US investors, worried about a “coordinated” threat to their right to file resolutions at company annual meetings, have met with sceptical Securities and Exchange Commission official Daniel Gallagher to argue that the system is not broken as claimed.
SEC Commissioner Gallagher sparked concern among SRI investors in March with his remarks that the process had been hijacked by “activist investors and corporate gadflies”. This was followed by various other comments in the media from NASDAQ officials, culminating in a petition from business lobby group the US Chamber of Commerce, supported by the American Petroleum Institute and the Financial Services Roundtable, calling on the SEC to review and change the proxy rules.
“We are witnessing a coordinated buzz about so-called ‘problems’ with the shareholder resolution process led by SEC Commissioner Daniel Gallagher,” said Walden Asset Management’s Director of ESG Shareowner Engagement Tim Smith.
It was ironic, Smith said, that the opposition came as many shareholder initiatives on ESG were reaching “new highs” of shareholder support at AGMs: “Perhaps it is this traction at the ballot box that has stimulated the attempt to roll back shareholder rights.”
“In May we met with Commissioner Gallagher to put our case on the record,” Smith said in a Walden newsletter. “We are confident that Walden and the institutional investor community will make a persuasive case that the existing shareholder resolution process is not broken.”Smith said he suspects the Chamber hopes the SEC will open the door to a review that would lead to “multiple radical changes limiting the influence of shareholders.”
To counter this, Walden will explain how shareholder proposals on ESG matters often raise issues with a direct impact on long-term shareholder value (e.g. climate change risk and board oversight).
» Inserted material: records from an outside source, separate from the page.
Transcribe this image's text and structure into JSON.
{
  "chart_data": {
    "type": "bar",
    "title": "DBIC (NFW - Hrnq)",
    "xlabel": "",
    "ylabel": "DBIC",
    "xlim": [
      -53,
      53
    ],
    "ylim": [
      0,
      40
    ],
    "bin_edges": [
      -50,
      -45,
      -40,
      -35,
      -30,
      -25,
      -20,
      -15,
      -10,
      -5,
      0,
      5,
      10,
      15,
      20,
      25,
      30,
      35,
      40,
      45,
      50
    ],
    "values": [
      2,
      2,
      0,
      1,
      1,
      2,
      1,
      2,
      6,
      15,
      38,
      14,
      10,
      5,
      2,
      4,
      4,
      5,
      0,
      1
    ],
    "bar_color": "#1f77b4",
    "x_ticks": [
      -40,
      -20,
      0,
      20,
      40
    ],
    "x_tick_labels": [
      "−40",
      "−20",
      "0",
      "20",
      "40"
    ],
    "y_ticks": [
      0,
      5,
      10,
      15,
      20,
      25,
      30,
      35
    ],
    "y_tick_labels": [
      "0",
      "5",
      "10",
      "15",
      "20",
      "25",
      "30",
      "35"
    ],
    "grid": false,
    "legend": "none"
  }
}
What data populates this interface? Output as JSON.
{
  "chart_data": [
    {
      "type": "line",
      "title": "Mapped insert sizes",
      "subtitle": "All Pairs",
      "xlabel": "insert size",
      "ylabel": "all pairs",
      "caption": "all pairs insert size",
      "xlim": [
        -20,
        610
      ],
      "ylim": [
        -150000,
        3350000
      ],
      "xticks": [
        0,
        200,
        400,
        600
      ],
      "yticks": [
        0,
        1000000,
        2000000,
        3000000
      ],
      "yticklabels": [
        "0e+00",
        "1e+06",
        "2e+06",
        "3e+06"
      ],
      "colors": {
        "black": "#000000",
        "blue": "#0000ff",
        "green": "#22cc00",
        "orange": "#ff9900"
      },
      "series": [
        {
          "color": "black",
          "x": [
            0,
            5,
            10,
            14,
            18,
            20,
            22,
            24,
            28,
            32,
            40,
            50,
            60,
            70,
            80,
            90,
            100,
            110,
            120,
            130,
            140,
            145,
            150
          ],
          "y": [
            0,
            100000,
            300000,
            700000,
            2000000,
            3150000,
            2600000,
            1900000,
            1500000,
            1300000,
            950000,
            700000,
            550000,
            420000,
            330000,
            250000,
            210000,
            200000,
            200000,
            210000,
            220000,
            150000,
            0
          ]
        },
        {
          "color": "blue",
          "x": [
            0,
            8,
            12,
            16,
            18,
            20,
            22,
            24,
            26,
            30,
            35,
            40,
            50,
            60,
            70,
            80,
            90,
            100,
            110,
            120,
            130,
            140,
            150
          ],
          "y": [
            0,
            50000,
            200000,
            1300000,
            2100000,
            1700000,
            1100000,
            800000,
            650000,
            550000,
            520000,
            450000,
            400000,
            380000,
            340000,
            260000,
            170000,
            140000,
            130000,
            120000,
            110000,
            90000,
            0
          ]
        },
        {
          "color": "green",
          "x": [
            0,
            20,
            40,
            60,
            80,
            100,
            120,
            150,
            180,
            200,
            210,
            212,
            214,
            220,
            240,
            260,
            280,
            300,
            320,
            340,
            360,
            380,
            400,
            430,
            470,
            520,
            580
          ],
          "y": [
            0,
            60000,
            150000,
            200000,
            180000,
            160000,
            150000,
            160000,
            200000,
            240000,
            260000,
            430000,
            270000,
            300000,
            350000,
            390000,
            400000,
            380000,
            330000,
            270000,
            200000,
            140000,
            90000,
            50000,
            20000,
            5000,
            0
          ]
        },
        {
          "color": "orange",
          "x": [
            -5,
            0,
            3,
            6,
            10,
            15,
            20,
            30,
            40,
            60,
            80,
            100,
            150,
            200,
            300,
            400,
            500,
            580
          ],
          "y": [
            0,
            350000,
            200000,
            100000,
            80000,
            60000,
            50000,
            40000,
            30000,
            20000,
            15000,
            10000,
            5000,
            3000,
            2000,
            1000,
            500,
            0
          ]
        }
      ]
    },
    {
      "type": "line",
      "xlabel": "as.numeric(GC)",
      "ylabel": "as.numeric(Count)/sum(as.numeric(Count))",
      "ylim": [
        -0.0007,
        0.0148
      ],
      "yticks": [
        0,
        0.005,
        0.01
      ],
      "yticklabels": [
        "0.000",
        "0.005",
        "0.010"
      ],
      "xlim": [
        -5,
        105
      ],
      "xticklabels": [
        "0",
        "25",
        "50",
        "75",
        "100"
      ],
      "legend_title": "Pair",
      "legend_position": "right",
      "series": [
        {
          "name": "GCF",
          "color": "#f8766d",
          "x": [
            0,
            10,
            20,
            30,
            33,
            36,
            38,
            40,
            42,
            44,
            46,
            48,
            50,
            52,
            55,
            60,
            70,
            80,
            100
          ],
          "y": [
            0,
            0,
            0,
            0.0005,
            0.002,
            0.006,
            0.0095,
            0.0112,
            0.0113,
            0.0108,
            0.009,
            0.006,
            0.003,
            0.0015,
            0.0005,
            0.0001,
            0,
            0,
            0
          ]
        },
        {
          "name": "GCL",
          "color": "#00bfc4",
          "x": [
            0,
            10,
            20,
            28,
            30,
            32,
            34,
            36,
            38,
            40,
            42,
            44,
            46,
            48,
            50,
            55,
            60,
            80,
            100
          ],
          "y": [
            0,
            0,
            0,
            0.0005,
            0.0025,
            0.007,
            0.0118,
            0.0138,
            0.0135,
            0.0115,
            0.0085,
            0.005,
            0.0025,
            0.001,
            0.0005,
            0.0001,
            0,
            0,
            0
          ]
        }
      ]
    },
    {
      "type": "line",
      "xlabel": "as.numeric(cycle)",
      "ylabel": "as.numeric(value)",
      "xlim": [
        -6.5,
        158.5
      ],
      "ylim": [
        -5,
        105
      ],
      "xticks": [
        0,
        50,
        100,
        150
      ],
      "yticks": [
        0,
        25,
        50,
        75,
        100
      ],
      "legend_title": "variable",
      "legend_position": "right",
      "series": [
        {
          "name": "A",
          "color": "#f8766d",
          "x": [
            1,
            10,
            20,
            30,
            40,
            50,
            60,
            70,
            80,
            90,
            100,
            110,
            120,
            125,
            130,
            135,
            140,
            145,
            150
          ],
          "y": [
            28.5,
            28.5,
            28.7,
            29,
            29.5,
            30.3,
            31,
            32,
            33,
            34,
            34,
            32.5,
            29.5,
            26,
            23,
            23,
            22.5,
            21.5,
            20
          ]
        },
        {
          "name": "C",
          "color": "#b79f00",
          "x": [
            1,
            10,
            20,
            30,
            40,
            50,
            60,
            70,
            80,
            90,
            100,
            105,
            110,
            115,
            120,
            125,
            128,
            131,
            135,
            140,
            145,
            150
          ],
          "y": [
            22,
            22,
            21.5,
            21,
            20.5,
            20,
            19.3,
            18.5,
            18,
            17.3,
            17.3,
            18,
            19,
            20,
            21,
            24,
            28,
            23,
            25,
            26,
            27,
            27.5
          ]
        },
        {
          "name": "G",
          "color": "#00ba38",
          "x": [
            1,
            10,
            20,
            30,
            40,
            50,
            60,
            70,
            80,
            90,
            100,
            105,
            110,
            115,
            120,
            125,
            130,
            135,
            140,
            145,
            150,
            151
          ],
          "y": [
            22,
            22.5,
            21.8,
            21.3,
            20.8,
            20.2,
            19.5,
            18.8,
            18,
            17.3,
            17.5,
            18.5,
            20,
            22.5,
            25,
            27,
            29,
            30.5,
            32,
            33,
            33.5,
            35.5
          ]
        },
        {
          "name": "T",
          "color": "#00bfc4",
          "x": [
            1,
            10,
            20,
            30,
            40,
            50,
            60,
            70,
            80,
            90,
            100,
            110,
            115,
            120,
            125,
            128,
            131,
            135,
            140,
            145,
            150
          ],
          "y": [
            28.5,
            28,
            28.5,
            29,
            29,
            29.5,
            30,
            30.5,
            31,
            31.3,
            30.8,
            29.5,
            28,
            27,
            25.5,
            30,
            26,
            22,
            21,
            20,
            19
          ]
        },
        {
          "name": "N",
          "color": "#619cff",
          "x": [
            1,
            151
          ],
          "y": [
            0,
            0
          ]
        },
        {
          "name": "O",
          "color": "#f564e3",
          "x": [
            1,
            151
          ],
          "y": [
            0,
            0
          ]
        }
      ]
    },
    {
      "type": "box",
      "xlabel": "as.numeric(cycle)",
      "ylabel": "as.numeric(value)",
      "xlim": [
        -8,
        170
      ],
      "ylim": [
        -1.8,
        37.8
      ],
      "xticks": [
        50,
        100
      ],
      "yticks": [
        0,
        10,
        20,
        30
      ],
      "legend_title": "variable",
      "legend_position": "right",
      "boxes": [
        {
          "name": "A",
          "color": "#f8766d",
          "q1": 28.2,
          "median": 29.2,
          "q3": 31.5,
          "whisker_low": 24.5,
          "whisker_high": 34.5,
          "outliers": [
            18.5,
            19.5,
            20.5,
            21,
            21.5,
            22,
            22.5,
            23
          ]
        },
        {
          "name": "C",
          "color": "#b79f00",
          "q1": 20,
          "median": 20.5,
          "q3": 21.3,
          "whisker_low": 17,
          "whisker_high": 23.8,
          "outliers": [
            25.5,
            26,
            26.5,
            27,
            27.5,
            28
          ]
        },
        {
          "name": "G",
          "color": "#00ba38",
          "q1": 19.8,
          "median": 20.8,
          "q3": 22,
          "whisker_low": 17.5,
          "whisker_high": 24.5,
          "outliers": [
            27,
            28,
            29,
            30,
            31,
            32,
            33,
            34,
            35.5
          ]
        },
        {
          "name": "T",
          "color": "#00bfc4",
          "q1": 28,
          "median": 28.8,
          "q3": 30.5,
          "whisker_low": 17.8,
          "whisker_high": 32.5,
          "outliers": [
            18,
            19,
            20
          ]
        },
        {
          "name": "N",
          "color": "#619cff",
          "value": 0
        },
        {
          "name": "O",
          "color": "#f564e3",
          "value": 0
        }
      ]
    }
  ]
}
“We will make the case that fiduciary duty compels us to raise these matters that address long-term risk and brand reputation. And finally, we will argue that sometimes voting support is modest in early years but later garners significant shareholder backing as knowledge about an issue accumulates.”
Walden’s peer Trillium Asset Management has also taken to the media, this time on corporate political transparency. It follows an editorial last month in the Wall Street Journal (Good News in the Proxy Wars) that argued that “the left’s” campaign to get more disclosure about corporate political spending was “falling flat”. Trillium’s Jonas Kron and Bruce Freed, president of campaign group the Center for Political Accountability (CPA), responded in a letter to the paper saying it misrepresents their work.
“The editorial makes a case that corporate political spending is critical to a company’s success but should not be disclosed to its shareholders or the public. It is an odd position for a newspaper dedicated to informing investors of the benefits and risks of corporate business decisions,” Kron and Freed write. They add that secret political spending was “distorting markets, harming competition and exposing companies” to political risk.